2, if the use of Qt or MFC Interface design code, compile the program will report the following error:

moc_open_surf.obj:-1:error:lnk2005: "Public:void __thiscall kmeans::setipoints (class Std::vector<class Ipoint, Class Std::allocator<class ipoint> > *) "([email protected]@@[email protected]@@[email Protected]@@@[email Protected]@@[email protected]@@z) is already defined in Main.obj

In fact, the author of Open surf may not be thoughtful, it is in the Kmeans.h file Kmeans This class member function method implemented in the header file, in fact, this is not supported in standard C + +. The solution is to transform the kmeans.h into a kemans.hpp (the method I have not tried); another way is to create a new Kmeans.cpp file, the implementation of the member functions in the CPP file implementation, I this experiment is to use this method.

  Appendix II:

Experimental Engineering code download.

Http://www.cnblogs.com/tornadomeet/archive/2012/08/17/2644903.html

Surf of pattern matching----feature point detection learning _2 (surf algorithm)

Contact Us

The content source of this page is from Internet, which doesn't represent Alibaba Cloud's opinion; products and services mentioned on that page don't have any relationship with Alibaba Cloud. If the content of the page makes you feel confusing, please write us an email, we will handle the problem within 5 days after receiving your email.

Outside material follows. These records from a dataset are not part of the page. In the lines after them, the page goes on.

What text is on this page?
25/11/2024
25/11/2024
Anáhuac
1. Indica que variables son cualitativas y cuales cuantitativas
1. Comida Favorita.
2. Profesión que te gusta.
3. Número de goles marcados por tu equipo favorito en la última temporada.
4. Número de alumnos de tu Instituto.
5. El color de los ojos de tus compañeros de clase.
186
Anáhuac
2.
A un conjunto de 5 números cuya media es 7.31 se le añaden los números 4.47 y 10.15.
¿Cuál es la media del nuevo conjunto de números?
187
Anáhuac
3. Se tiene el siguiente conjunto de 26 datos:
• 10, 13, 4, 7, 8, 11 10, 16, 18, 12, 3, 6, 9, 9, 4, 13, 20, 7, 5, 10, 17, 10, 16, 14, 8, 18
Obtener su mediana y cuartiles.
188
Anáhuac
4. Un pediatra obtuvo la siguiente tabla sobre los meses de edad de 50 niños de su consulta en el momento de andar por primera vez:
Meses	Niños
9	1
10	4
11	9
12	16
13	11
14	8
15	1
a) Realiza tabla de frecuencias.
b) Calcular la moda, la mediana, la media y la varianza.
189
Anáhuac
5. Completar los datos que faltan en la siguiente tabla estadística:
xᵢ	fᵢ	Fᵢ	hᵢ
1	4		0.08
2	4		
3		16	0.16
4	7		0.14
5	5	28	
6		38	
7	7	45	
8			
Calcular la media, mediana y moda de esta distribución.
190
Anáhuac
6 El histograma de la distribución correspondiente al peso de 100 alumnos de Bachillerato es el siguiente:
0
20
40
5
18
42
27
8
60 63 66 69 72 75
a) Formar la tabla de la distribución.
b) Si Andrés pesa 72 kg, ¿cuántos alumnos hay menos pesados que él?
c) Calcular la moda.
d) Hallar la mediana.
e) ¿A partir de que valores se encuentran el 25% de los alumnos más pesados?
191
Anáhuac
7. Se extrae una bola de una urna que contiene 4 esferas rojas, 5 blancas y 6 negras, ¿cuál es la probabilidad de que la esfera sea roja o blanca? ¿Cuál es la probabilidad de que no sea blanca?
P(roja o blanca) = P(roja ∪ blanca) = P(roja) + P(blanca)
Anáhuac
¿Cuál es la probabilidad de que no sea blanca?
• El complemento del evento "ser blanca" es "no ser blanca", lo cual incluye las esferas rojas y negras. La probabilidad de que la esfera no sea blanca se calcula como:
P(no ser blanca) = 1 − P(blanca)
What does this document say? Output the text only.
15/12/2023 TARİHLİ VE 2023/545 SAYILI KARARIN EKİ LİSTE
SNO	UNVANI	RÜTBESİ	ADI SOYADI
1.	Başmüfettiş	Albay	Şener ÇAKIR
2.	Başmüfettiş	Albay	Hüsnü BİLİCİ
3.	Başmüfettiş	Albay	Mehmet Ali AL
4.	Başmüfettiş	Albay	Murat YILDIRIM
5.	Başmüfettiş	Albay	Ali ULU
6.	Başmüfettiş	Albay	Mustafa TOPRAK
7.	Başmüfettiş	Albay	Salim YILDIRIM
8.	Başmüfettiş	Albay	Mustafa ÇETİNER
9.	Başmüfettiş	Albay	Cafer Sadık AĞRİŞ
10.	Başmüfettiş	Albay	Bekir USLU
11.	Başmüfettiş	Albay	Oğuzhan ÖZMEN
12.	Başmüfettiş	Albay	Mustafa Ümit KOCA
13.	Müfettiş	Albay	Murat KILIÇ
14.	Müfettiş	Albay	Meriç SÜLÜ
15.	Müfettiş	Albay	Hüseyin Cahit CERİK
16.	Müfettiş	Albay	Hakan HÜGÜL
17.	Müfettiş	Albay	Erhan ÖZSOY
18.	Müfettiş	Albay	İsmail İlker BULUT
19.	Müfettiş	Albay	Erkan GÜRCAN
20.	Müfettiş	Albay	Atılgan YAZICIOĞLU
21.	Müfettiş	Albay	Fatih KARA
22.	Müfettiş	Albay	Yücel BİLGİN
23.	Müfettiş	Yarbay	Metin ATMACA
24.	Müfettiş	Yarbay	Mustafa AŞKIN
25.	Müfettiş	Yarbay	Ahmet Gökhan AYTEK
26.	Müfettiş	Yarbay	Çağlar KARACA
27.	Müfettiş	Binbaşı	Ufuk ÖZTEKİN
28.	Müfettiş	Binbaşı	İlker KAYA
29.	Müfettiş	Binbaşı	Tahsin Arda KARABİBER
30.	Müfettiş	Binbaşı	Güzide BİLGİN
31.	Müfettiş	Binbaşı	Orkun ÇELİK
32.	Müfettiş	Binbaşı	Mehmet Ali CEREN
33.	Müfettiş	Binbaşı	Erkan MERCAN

If you find any instances of plagiarism from the community, please send an email to: info-contact@alibabacloud.com and provide relevant evidence. A staff member will contact you within 5 working days.

A Free Trial That Lets You Build Big!

Start building with 50+ products and up to 12 months usage for Elastic Compute Service

  • Sales Support

    1 on 1 presale consultation

  • After-Sales Support

    24/7 Technical Support 6 Free Tickets per Quarter Faster Response

  • Alibaba Cloud offers highly flexible support services tailored to meet your exact needs.